Webb serves on the boards of the UAMS College of Medicine Board of Visitors, Arkansas Hospice and FUMCLR Board of Trustees. She is a member of the Missions Committee at FUMCLR and the United Methodist Conference Finance and Administrative Board. Webb is a member of the Pulaski County Democratic Women, Pulaski County Democratic Committee, and the State Democratic Committee. She will serve as a Party Leader delegate to the Democratic National Convention in Charlotte. She co-founded the Legislative Hunger Caucus and was the founding president of the Chicago area affiliate of Susan G. Komen for the Cure.

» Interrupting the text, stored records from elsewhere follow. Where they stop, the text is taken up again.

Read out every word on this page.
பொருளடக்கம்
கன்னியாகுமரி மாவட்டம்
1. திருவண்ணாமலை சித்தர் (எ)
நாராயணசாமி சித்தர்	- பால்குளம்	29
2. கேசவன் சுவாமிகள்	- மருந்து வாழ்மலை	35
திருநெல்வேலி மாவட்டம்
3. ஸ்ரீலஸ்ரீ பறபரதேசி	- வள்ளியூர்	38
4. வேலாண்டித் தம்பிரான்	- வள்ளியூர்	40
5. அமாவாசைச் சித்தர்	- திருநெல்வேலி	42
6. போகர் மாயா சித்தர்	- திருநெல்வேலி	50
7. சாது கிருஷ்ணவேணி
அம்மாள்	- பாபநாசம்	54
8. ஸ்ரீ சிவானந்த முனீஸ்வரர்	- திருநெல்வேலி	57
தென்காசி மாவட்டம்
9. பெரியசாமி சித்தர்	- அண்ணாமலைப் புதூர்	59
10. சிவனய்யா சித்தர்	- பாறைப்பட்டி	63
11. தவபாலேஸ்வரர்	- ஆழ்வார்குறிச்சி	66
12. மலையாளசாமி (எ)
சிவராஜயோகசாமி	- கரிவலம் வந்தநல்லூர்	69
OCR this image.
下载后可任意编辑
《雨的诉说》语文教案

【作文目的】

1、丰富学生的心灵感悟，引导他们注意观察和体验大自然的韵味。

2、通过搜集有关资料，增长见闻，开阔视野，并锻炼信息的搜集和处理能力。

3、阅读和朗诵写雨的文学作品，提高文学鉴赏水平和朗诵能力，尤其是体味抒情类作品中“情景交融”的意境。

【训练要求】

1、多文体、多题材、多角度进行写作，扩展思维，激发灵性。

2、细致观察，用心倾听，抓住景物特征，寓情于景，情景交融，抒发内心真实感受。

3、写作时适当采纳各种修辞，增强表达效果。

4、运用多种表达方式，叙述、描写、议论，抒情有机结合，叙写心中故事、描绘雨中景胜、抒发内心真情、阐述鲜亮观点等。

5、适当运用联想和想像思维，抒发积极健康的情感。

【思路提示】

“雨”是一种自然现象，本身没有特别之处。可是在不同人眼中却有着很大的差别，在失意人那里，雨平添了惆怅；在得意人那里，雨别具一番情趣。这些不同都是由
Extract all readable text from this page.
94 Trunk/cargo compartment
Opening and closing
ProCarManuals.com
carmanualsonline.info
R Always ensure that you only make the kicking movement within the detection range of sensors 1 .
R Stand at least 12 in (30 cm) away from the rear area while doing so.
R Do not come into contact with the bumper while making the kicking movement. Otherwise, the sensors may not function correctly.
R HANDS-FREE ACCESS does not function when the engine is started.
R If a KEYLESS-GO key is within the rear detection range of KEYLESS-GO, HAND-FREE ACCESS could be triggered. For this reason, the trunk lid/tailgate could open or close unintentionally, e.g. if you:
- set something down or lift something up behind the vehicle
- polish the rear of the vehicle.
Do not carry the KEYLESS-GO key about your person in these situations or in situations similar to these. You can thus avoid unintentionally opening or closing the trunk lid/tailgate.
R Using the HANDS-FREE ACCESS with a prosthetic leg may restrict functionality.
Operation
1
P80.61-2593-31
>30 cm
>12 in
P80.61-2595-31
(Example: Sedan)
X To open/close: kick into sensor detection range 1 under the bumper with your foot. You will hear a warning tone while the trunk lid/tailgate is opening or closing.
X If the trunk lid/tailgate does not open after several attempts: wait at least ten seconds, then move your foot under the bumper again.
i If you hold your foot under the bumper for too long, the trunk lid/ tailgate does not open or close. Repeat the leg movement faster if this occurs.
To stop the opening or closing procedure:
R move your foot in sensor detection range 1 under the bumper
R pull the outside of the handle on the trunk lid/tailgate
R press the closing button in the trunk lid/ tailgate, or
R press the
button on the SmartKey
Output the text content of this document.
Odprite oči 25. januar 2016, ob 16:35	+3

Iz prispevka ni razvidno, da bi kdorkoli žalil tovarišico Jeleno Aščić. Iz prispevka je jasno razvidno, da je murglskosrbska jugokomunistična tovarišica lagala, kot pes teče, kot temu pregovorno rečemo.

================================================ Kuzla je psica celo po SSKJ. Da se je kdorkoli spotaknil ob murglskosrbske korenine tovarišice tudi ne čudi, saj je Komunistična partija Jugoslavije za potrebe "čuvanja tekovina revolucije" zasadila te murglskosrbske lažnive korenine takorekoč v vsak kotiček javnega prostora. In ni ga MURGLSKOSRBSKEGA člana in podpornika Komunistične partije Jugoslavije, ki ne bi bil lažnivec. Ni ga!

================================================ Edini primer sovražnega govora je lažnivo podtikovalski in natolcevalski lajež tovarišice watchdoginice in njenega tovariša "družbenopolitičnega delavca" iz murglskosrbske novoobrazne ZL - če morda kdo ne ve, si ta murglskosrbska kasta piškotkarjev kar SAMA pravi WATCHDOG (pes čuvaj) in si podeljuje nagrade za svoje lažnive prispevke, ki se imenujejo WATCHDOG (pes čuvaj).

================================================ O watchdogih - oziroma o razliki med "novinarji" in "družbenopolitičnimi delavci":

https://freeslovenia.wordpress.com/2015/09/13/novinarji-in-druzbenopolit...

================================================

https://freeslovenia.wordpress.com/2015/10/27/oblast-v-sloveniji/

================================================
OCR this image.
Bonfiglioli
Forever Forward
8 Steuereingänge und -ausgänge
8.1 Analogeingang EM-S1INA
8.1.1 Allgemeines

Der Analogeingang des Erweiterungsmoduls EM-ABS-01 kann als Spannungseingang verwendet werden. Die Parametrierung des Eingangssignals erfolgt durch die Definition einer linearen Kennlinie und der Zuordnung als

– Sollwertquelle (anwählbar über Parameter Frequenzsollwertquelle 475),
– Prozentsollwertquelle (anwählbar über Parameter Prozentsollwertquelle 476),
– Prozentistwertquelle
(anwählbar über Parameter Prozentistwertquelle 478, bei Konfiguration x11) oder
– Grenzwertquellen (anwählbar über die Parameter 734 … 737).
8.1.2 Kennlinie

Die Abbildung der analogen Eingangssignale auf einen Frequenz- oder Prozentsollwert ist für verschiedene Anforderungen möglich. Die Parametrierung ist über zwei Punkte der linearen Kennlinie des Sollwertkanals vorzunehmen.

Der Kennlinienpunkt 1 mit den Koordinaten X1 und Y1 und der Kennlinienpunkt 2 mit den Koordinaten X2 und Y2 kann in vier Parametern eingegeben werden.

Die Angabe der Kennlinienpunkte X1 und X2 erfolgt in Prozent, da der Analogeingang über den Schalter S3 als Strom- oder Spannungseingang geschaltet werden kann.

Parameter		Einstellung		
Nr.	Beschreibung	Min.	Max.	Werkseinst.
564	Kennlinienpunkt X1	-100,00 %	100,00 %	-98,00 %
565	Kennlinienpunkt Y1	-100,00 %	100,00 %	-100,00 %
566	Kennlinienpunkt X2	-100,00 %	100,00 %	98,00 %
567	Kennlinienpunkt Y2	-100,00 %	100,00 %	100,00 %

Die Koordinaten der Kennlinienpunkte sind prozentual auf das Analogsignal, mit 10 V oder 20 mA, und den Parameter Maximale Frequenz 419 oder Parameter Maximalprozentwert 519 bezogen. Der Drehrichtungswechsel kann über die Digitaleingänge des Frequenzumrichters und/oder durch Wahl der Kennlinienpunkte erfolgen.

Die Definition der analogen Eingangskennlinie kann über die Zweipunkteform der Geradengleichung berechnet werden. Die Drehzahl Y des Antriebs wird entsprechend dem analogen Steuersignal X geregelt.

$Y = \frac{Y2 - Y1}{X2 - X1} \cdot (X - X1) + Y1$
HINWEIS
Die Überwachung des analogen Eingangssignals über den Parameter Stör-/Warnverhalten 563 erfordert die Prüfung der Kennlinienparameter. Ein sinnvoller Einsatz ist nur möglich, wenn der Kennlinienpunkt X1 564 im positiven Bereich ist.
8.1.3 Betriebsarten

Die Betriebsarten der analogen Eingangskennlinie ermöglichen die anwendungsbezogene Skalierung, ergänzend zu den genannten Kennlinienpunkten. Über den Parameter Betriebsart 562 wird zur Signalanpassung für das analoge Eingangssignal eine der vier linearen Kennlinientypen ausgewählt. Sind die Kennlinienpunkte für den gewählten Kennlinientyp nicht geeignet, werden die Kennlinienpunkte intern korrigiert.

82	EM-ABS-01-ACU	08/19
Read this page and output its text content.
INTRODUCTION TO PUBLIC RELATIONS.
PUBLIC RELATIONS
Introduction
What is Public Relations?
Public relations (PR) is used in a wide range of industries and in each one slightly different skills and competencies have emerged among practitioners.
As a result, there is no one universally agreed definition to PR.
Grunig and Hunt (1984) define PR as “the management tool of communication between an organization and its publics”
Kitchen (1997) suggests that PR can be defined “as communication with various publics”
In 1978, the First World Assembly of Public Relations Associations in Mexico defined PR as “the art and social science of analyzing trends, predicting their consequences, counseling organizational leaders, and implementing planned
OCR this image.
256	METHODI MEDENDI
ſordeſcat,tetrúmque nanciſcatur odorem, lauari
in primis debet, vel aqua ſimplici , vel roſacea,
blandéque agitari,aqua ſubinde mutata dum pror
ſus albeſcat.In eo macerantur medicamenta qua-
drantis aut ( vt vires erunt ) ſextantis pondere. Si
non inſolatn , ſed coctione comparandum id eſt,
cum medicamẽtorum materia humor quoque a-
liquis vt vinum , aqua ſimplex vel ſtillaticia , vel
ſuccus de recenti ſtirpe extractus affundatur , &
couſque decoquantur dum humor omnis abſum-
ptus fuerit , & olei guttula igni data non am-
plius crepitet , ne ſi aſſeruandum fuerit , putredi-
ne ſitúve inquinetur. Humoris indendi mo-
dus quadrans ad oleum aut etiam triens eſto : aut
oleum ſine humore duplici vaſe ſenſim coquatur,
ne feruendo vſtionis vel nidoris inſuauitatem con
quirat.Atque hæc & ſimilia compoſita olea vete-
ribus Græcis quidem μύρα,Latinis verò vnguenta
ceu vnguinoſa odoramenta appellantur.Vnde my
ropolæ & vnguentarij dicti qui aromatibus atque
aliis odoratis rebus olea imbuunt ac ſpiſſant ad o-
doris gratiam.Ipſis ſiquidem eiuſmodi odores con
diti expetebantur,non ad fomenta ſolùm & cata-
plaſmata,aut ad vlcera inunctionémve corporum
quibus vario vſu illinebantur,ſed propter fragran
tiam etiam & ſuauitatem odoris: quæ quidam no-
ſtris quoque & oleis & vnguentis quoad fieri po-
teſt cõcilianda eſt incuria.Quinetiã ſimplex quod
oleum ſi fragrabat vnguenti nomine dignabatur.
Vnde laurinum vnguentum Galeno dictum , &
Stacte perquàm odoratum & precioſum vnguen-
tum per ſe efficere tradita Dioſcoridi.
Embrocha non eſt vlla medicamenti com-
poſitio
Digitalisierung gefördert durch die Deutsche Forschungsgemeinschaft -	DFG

Webb received the Legend Champion Award from Arkansas Kids Count Coalition, JCA Humanitarian of the Year Award, First Branch Award from the Arkansas Judicial Council and Pioneer Award from the National Association of Women Business Owners. Webb has also been honored by the Sierra Club, Arkansas AIDS Foundation, Arkansas Chapter of the National Association of Social Workers, Pulaski County CASA, Interfaith Alliance for Worker Justice, National WAND/WiLL, Arkansas AARP, Citizens First Congress, Arkansas Hospitality Association and the Municipal League. Webb received the Hendrix College Ethel K. Millar Award for social justice and the Rev. Negail Riley Award from Black Methodists for Social Renewal. In 2012 TALK BUSINESS rated her as the Most Effective Member of the House of Representatives. In September 2023, Webb announces that she will step down as CEO of Arkansas Hunger Alliance on January 31, 2024.

==Personal life==
A lesbian, Webb was the first openly gay person to serve in the Arkansas General Assembly. She resides in Little Rock where she is executive director of the Arkansas Hunger Relief Alliance. Webb is a 25-year veteran of the hospitality industry, most recently as co-owner of Lilly's Dim Sum, Then Some. She is a member of the First United Methodist Church. The acclaimed singer-songwriter Lucinda Williams is her cousin.